De schoolmeester wist dat er ooit een bosje was geweest in Sint-Juliaan en dat dat een rol had gespeeld in ‘den oorlog’, maar dat was het dan ook zowat. Hij nam een envelop, kleefde er wat postzegels op en stuurde een antwoordbrief naar Jack Patten in Canada…
 
Enkele maanden later, rond 22 april 1990, arriveerde er in Sint-Juliaan een bus met Canadese oudstrijders (WOII) van het Canadian Scottish Regiment. Zij kwamen er ter gelegenheid van de 75ste verjaardag van de gasaanval op bezoek naar de plaats waar hun schouderembleem met een eikel op een eikenblad naar verwees. Naast de kerk van Sint-Juliaan plantten ze een eik, samen met de leerlingen van de Vrije Basisschool Sint-Juliaan en met Belgische WOII-veteranen. Achteraf was er een receptie in het gemeentehuis in Langemark en tweeënhalf uur na hun aankomst in Sint-Juliaan waren ze weer vertrokken. Bij hun vertrek duwde de schoolmeester nog snel een grote envelop met tekeningen van zijn leerlingen in de handen van Captain Jack Patten en vroeg hem om een Canadese school te zoeken die wou corresponderen. Jack voelde dat de Canadezen welkom waren in Sint-Juliaan. Dat was het prille begin van een lang en mooi verhaal…
 
Een jaar later stond Jack Patten daar terug, deze keer met een klein groepje Canadezen. Nog een jaar later stond hij daar opnieuw, weer met een groepje Canadezen. Een tijd later opnieuw. En weer met dezelfde opmerking: “We zouden hier een herinneringsplaatje moeten hebben.”
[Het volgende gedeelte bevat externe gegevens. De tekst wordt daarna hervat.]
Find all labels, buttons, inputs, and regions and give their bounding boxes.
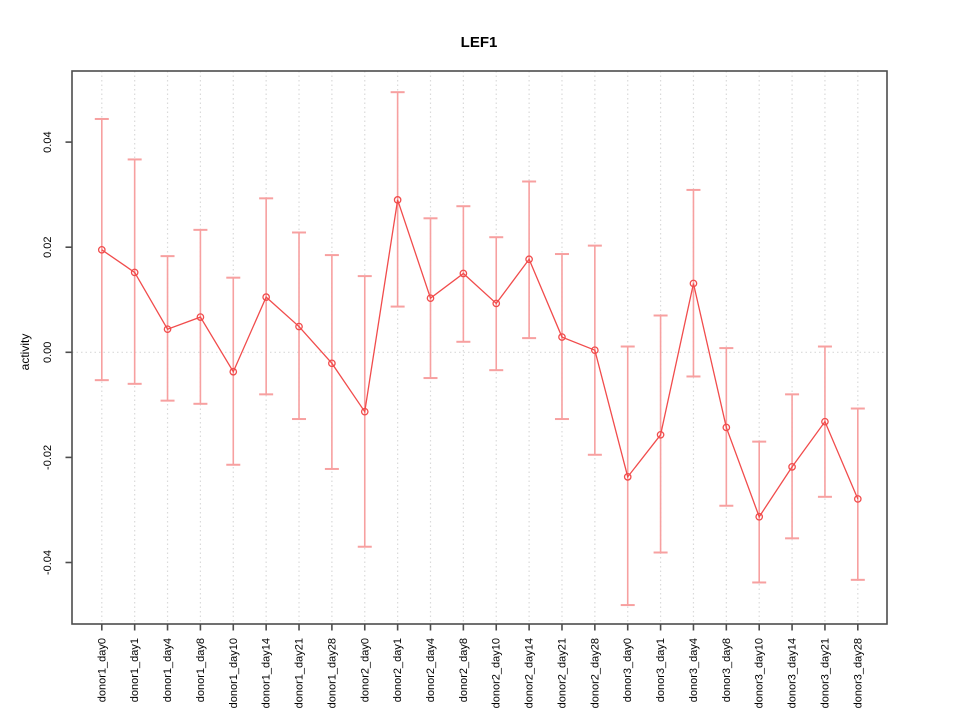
x-tick-label: donor1_day21 <box>294 638 306 708</box>
x-tick-label: donor2_day28 <box>589 638 601 708</box>
plot-frame-layer <box>71 70 888 625</box>
data-point <box>130 268 139 277</box>
data-point <box>623 472 632 481</box>
data-point <box>393 196 402 204</box>
y-tick-label: -0.04 <box>42 550 54 575</box>
series-line-layer <box>101 199 859 519</box>
data-point <box>788 463 796 471</box>
data-point <box>821 417 829 426</box>
y-tick-label: 0.00 <box>42 342 54 363</box>
x-tick-label: donor1_day4 <box>162 638 174 702</box>
data-point <box>656 430 665 439</box>
x-tick-label: donor3_day8 <box>721 638 733 702</box>
x-tick-label: donor2_day8 <box>458 638 470 702</box>
x-tick-label: donor1_day28 <box>326 638 338 708</box>
data-point <box>590 346 599 355</box>
data-point <box>196 313 205 321</box>
x-tick-label: donor3_day0 <box>622 638 634 702</box>
data-point <box>328 359 336 368</box>
x-tick-label: donor3_day1 <box>655 638 667 702</box>
series-line <box>101 199 859 519</box>
x-tick-label: donor2_day21 <box>556 638 568 708</box>
x-tick-label: donor1_day14 <box>261 638 273 708</box>
y-tick-label: 0.02 <box>42 236 54 257</box>
data-point <box>229 367 238 376</box>
y-tick-label: -0.02 <box>42 445 54 470</box>
data-point <box>525 255 533 264</box>
x-tick-label: donor1_day10 <box>228 638 240 708</box>
y-tick-label: 0.04 <box>42 131 54 152</box>
data-point <box>689 279 698 288</box>
data-point <box>163 325 172 334</box>
chart-title: LEF1 <box>461 34 498 51</box>
data-points-layer <box>97 196 862 521</box>
x-tick-label: donor1_day1 <box>129 638 141 702</box>
x-tick-label: donor3_day10 <box>754 638 766 708</box>
x-tick-label: donor3_day4 <box>688 638 700 702</box>
x-tick-label: donor2_day10 <box>491 638 503 708</box>
x-tick-label: donor2_day4 <box>425 638 437 702</box>
data-point <box>722 423 731 432</box>
plot-frame <box>71 70 888 625</box>
gridlines-layer <box>72 71 887 624</box>
x-tick-label: donor2_day14 <box>524 638 536 708</box>
x-tick-label: donor2_day1 <box>392 638 404 702</box>
data-point <box>558 333 566 341</box>
data-point <box>97 245 106 254</box>
data-point <box>853 495 862 503</box>
data-point <box>360 407 369 416</box>
axes-layer: 0.04 0.02 0.00 -0.02 -0.04 donor1_day0 donor1_… <box>42 131 864 708</box>
x-tick-label: donor1_day8 <box>195 638 207 702</box>
data-point <box>262 293 270 301</box>
x-tick-label: donor3_day28 <box>852 638 864 708</box>
data-point <box>426 294 435 303</box>
data-point <box>459 269 468 278</box>
y-axis-label: activity <box>18 334 32 371</box>
data-point <box>492 299 501 308</box>
x-tick-label: donor1_day0 <box>96 638 108 702</box>
x-tick-label: donor2_day0 <box>359 638 371 702</box>
x-tick-label: donor3_day14 <box>787 638 799 708</box>
data-point <box>295 322 303 331</box>
data-point <box>755 512 764 521</box>
error-bars-layer <box>94 91 865 607</box>
x-tick-label: donor3_day21 <box>819 638 831 708</box>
“OK,” beloofde de schoolmeester, “we organiseren dat.”
 
De schoolmeester trok zijn stoute schoenen aan en stapte naar de lokale beeldhouwer Jef Dekeyser. Hij vertelde hem het verhaal van Kitchener’s Wood, over de gaswolk, over het bos en over het schouderembleem dat Canadese soldaten nog steeds dragen met een eikel op een eikenblad. En dat die Canadese soldaten graag iets zouden hebben dat verwees naar die gevechten. En of de beeldhouwer daar iets kon aan doen? En dat het eigenlijk niets mocht kosten, want er was geen geld…
“OK!”, zei Jef en hij begon meteen ontwerpschetsen te maken.
 
De schoolmeester trok opnieuw zijn stoute schoenen aan en stapte naar Ignace Bentein en zijn vrouw. Die woonden ongeveer op de plaats waar vroeger het Kitchener’s Wood was.
Hij vertelde hen het verhaal van Kitchener’s Wood, over de gaswolk, over het vroegere bos waar ze woonden en over het schouderembleem dat Canadese soldaten nog steeds dragen met een eikel op een eikenblad. En dat die Canadese soldaten graag iets zouden hebben dat verwees naar die gevechten. En dat beeldhouwer Jef Dekeyser bereid was om iets te maken, maar dat we geen plaatsje hadden om dat de plaatsen en of ‘de Benteins’ daar iets konden aan doen? En dat het eigenlijk niets mocht kosten, want er was geen geld…
“OK!”, zeiden Francine en Ignace, “we hebben nog een hoekje in onze tuin over.” “Ik heb ook nog wat stenen liggen die misschien bruikbaar zijn” vulde Ignace aan.
 
Op 22 maart 1997 was Jack daar opnieuw, deze keer met een hele buslading cadetten van het Canadian Scottish Regiment. Ze hielden een mars van Mouse Trap Farm naar Kitchener’s Wood om daar een ‘herdenkingsbordje’ te onthullen. Wist Jack veel hoe dat ‘bordje’ er uit zou zien…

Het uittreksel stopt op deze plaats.